Portraits en cascade
Quatre cantates signées Montéclair, Scarlatti, Haendel et Marcello se succèdent, comme autant de portraits de cette héroïne historique. L’occasion aussi pour les compositeurs de dessiner en creux leur autoportrait, tant ils abordent de manière variée le mythe musicalement bien sûr, mais aussi dans le choix des textes et leur approche dramaturgique. Cela suppose également des interprètes aux qualités vocales différentes, l’héroïne prenant successivement la voix et les traits de Sandrine Piau, Amel Brahim-Djelloul, Karine Deshayes et Lucile Richardot, qui trouvent chacune à exprimer un tempérament, une musicalité et une expressivité qui n’appartiennent qu’à elles.
Lucrèce protéiforme
Chez Scarlatti, Amel Brahim-Djelloul est une Lucrèce avec de la noblesse, mais surtout beaucoup de mordant dans la diction. Le large ambitus ainsi que la vélocité sollicités par le compositeur donnent un éclat au personnage tout à fait différent de la proposition faite par Marcello (sur le même texte pourtant !) : c’est pour une voix d’alto que ce dernier a pensé sa Lucrezia, explorant les profondeurs de la tessiture et flirtant avec la folie – et quelle meilleure interprète que Lucile Richardot pour ce défi ?
Haendel peint au contraire une toile aux couleurs plus douces – étonnamment douces même, lorsqu’on entend la violence du livret. Karine Deshayes y apporte la beauté de son timbre, sa virtuosité, mais aussi son sens du lyrisme, tandis que le jeu de Jérôme Corréas au clavecin sait être incisif et tragique, comme dans le très expressif « Il suol che premere ».
L’envol de Lucrèce
Mais parmi ces différentes peintures de Lucrèce, c’est peut-être celle de Montéclair qui éblouit le plus, par sa manière de mettre le texte au cœur de l’œuvre et de lui donner des contours si variés. L’interprétation de Sandrine Piau y est pour beaucoup, par les couleurs qu’elle donne à sa voix, et par l’interprétation à la fois très intérieure et immédiatement frappante pour l’auditeur. On a ici un exemple parfait de ce que le genre offre à un compositeur et à son interprète en termes d’expression de soi, de sa sensibilité, et de son tempérament dramatique.

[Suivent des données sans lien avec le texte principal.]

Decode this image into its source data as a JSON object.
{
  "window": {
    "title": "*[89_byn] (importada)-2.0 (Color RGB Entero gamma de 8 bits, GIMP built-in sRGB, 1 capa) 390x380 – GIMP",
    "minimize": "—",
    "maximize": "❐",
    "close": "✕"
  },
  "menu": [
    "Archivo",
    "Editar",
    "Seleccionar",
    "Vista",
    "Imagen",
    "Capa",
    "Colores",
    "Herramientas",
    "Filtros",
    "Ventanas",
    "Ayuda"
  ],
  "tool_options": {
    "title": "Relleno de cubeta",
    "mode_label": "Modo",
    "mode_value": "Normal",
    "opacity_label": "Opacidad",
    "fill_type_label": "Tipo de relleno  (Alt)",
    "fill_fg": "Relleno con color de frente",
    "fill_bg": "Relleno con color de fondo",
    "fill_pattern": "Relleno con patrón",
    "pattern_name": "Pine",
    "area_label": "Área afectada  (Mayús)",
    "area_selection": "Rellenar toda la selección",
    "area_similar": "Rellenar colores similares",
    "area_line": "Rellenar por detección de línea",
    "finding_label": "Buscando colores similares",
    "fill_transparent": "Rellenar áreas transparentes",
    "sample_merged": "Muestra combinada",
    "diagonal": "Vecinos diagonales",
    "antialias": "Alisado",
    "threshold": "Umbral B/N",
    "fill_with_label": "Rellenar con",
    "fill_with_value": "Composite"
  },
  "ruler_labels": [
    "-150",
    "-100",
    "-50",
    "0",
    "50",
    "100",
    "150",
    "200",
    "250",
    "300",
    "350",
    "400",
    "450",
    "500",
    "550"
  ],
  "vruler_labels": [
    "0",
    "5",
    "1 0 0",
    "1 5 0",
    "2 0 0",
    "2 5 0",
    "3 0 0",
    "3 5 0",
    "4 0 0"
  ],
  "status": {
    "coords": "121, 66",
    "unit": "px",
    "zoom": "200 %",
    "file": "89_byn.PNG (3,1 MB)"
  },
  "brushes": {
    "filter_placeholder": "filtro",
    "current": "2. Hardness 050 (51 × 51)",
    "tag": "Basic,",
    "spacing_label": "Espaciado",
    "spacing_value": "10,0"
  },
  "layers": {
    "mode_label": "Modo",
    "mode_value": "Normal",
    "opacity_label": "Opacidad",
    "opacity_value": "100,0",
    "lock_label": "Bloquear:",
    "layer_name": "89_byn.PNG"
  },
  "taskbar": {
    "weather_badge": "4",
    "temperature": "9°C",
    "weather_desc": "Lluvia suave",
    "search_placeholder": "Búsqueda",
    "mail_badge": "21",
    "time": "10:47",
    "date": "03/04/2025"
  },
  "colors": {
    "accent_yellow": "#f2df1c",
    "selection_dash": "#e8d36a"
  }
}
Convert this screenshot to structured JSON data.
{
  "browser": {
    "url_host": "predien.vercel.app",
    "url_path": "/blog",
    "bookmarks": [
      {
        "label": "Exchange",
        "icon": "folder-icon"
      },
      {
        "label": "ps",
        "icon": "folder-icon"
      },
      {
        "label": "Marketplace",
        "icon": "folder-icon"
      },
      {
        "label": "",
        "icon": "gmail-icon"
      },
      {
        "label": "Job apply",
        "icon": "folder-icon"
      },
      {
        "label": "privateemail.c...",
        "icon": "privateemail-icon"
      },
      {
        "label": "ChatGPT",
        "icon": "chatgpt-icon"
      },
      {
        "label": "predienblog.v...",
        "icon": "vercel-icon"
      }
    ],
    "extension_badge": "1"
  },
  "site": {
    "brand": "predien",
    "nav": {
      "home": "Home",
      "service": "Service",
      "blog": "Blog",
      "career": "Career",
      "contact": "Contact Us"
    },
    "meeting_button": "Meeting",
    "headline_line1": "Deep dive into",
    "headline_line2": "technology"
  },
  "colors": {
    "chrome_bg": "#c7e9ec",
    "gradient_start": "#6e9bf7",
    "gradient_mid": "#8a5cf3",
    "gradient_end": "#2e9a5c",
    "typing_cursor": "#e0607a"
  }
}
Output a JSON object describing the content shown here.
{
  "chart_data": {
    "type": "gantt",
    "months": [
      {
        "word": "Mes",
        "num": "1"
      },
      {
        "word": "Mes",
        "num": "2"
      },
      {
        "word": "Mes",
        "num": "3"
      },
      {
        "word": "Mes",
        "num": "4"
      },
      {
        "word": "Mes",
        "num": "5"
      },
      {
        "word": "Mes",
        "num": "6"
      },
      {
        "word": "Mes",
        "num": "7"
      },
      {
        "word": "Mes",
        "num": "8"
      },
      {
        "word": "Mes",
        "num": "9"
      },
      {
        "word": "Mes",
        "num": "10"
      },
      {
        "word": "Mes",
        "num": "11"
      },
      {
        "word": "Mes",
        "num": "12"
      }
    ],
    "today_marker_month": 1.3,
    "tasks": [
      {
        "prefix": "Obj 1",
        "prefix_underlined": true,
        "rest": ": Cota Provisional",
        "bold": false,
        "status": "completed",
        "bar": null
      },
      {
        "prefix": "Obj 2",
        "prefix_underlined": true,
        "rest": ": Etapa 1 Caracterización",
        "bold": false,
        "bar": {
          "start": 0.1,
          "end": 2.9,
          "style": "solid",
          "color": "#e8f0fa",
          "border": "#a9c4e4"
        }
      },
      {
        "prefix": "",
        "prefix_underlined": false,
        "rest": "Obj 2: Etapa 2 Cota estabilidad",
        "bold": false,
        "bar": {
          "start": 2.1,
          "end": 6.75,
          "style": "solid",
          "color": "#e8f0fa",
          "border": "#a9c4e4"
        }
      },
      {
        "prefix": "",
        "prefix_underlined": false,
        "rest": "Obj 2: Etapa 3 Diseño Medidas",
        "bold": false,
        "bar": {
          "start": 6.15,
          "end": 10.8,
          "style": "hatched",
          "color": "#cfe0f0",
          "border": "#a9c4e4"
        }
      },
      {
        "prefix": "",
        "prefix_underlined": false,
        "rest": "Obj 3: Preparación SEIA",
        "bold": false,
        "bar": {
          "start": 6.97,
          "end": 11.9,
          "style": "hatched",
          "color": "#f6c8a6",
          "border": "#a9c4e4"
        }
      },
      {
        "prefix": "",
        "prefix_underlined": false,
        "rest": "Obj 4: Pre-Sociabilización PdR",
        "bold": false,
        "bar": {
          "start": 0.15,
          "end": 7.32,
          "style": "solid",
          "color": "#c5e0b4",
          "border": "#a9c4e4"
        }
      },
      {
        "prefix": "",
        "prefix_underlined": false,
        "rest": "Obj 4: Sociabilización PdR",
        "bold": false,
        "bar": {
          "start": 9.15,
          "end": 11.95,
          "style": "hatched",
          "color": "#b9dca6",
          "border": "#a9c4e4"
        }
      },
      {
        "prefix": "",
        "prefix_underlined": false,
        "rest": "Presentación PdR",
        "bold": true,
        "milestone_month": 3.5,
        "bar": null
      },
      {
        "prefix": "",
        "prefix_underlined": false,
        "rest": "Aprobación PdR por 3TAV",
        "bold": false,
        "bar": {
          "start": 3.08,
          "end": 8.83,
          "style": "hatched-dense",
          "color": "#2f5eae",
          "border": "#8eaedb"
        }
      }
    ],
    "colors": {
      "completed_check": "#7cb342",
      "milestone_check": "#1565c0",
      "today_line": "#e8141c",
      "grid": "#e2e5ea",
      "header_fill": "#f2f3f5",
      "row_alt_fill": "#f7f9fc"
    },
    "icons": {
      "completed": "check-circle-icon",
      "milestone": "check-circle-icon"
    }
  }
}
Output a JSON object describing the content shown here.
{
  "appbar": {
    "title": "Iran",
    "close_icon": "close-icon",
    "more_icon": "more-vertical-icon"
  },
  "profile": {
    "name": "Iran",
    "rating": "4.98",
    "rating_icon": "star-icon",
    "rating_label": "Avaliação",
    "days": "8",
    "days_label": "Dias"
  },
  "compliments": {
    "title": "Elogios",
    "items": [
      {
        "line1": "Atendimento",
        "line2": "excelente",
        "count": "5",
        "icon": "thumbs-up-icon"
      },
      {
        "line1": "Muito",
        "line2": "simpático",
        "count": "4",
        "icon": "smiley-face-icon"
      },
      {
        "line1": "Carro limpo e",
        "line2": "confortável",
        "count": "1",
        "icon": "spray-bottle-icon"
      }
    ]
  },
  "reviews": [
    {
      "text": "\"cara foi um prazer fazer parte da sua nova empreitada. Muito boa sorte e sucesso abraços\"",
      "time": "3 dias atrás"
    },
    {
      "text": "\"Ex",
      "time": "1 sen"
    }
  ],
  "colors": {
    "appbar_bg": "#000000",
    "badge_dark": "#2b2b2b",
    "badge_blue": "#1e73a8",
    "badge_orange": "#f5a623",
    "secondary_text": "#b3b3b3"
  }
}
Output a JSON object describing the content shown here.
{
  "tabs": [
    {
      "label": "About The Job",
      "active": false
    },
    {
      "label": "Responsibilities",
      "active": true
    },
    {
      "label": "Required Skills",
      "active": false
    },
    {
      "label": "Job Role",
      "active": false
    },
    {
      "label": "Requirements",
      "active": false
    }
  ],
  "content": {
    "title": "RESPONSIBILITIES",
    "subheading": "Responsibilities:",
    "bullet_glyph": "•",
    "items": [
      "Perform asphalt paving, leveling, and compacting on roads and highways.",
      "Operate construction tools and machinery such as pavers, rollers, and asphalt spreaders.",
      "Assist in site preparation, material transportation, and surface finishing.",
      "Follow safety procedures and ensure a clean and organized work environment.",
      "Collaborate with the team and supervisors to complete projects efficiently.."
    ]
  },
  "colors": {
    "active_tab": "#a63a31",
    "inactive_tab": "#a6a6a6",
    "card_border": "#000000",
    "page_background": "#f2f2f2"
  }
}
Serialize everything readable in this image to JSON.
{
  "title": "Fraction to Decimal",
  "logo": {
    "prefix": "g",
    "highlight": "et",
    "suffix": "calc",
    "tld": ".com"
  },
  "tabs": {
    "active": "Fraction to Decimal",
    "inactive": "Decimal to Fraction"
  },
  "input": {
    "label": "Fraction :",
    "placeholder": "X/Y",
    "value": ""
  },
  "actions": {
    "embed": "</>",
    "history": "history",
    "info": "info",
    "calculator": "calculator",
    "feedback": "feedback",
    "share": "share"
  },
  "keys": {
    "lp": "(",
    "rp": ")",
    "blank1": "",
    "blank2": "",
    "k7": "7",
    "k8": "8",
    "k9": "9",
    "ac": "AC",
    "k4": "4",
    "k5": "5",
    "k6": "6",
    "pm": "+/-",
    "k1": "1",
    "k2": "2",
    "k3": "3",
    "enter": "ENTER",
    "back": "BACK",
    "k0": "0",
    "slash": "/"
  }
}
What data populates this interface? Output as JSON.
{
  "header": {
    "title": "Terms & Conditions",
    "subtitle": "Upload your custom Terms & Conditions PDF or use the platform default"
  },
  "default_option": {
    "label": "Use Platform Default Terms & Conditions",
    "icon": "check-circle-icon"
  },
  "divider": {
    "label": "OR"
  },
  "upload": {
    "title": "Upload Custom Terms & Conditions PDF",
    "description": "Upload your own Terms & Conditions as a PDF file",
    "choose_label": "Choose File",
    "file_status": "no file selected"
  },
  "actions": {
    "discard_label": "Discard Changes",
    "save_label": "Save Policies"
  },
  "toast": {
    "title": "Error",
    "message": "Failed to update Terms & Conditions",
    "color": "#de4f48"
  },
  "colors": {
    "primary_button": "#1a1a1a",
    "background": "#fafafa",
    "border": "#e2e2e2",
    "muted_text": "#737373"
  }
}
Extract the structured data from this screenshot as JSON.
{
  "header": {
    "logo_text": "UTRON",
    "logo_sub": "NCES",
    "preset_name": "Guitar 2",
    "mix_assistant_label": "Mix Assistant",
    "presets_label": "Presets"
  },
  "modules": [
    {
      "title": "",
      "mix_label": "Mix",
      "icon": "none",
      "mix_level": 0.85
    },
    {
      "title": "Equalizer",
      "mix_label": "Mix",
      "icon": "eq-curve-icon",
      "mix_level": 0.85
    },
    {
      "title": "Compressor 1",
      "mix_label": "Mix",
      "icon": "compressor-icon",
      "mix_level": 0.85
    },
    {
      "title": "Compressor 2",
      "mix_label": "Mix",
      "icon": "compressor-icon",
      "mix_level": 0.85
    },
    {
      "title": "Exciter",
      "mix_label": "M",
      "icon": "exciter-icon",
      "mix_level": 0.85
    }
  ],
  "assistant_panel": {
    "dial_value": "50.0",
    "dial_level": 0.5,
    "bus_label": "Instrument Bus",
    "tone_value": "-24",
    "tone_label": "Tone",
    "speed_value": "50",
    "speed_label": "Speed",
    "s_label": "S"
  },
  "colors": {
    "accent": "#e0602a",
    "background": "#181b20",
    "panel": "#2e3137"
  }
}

Les Paladins, en comité restreint, parachèvent ces toiles sonores. Si le continuo occupe évidemment une place décisive dans les œuvres et dans l’enregistrement, le Concerto a cinque de Marcello laisse aux musiciens l’occasion de déployer leur lyrisme. Des pages qui, tout instrumentales qu’elles soient, offrent un moment de répit après le feu de Scarlatti, et préparent dans leur dernier mouvement les émois haendéliens sur le point de se déployer.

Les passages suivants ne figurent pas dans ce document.